“Phantom Thread” is a must-see with its carefully woven cinematography and unconventional love story.
The film, starring well-renowned actor Daniel Day-Lewis, was released on Jan. 19 in area theaters. Since Day-Lewis announced his retirement from acting this past summer, it is also most likely his final performance.
Much like a well-made dress, the cinematography is both soft and deliberated. It is accompanied by Jonny Greenwood’s similarly dreamy, jazzy soundtrack. Director Paul Thomas Anderson’s lush scenes are both pleasurable to the eye and easy to digest. Like the stitches in a dress or the notes in a jazz piece, there is an engaging storyline holding the beauty together.
Set in London, “Phantom Thread” explores just one of many relationships hidden behind the 1950s fashion world. Day-Lewis plays Reynolds Woodcock, a dressmaker who creates exquisite pieces for his high-class clientele. He has designed for himself a carefully organized routine, which is never to be disrupted, in order that his creative genius may flourish.
After growing tired of a former muse, he sets out for a countryside inn. Woodcock has been thriving in his meticulously ordered world when a young waitress named Alma (Vicky Krieps) begins to disrupt it.
Their relationship starts simply as artist and muse as he takes her into his home, but the threads slowly become entangled. Alma tugs at the strings of power, desiring a bigger role in Woodcock’s life than that of a muse. He holds on to his ritualistic lifestyle with clenched fists.

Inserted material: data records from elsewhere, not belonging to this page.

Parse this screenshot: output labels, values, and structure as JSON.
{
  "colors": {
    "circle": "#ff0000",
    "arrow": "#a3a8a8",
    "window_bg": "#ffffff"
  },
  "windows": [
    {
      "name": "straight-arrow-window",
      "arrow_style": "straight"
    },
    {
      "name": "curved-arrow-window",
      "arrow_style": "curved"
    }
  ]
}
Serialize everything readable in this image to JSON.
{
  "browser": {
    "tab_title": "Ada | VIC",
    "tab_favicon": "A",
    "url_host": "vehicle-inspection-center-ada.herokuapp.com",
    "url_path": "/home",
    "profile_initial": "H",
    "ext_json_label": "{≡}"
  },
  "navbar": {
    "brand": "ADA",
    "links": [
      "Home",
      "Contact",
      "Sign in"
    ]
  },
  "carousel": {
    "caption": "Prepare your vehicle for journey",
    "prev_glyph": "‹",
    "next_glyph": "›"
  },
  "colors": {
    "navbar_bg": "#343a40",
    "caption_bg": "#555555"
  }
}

Beneath Woodcock’s careful exterior, there is a haunting undercurrent of Freudian angst. To him, marriage is cursed. Yet Alma’s bizarre tactics soften him, and a fascinating, somewhat perverse romance unfolds.
The film delves into how our deepest desires spur us into action, albeit strange ones. Ultimately, the romance played out is a delicate balance of wills embellished with lace detailing.